Several months later, in August 2003, the name of the Foundation was changed to the Housing Opportunity Foundation. Its charge was to focus on housing for all and continue the Association’s Home Giveaway program, which had begun in 2002.

The Home Giveaway

David Barnhardt, president in 2004, remembers the Home Giveaway program well. It consisted of a drawing for a new house among first-time buyers who made well below the county’s median income and who had completed a homeownership program through the Charlotte-Mecklenburg Housing Partnership (now DreamKey Partners). “I got to hand the keys of a free house to someone — that’s pretty incredible,” Barnhardt recalls. 

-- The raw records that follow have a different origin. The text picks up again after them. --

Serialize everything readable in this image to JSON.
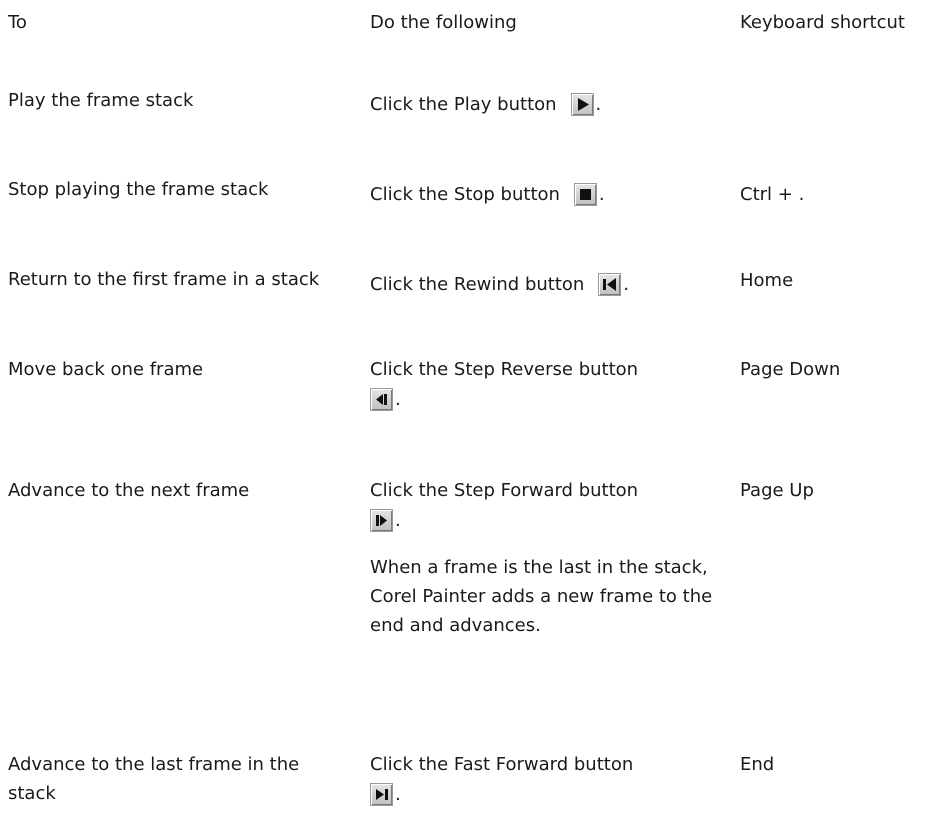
{
  "headers": {
    "to": "To",
    "do": "Do the following",
    "shortcut": "Keyboard shortcut"
  },
  "rows": [
    {
      "to": "Play the frame stack",
      "pre": "Click the",
      "bold": "Play",
      "post": "button",
      "icon": "play-icon",
      "shortcut": ""
    },
    {
      "to": "Stop playing the frame stack",
      "pre": "Click the",
      "bold": "Stop",
      "post": "button",
      "icon": "stop-icon",
      "shortcut_key": "Ctrl",
      "shortcut_plus": "+",
      "shortcut_rest": "."
    },
    {
      "to": "Return to the first frame in a stack",
      "pre": "Click the",
      "bold": "Rewind",
      "post": "button",
      "icon": "rewind-icon",
      "shortcut": "Home"
    },
    {
      "to": "Move back one frame",
      "pre": "Click the",
      "bold": "Step Reverse",
      "post": "button",
      "icon": "step-reverse-icon",
      "shortcut": "Page Down"
    },
    {
      "to": "Advance to the next frame",
      "pre": "Click the",
      "bold": "Step Forward",
      "post": "button",
      "icon": "step-forward-icon",
      "shortcut": "Page Up",
      "note": "When a frame is the last in the stack, Corel Painter adds a new frame to the end and advances."
    },
    {
      "to": "Advance to the last frame in the stack",
      "pre": "Click the Fast Forward button",
      "icon": "fast-forward-icon",
      "shortcut": "End"
    }
  ]
}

The Home Giveaway ran from 2002 through 2007, with the exception of 2003, when the Housing Opportunity Foundation was being organized. 

Realtors® Care Day and More

To impact housing in an even bigger way, the Foundation discontinued the Home Giveaway after 2007 and began Realtors® Care Day in 2009. It’s been held every year since except for 2020, when the coronavirus pandemic forced cancellation. In 2021, the event is slated to be held on September 24 provided it can be done safely because of the pandemic. 

Realtors® Care Day consists of agents fanning out by the hundreds in Mecklenburg, Iredell (and soon Haywood) counties to do repairs and projects to help low- to moderate-income homeowners stay in their homes. 

Since its start, Realtors® Care Day has assisted 271 families and nonprofits for a collective economic impact of more than $1 million. The Foundation has also added other notable programs through the years: the Humanitarian Award in 2007, the Strides for Shelter 5K Run/Walk and Project R.E.A.C.H. in 2016, and the Pearl Society benefactor group and YES Award in 2019.

Overall, the Foundation’s success derives from Realtors® understanding the impact of their Foundation and having a longstanding commitment to community involvement.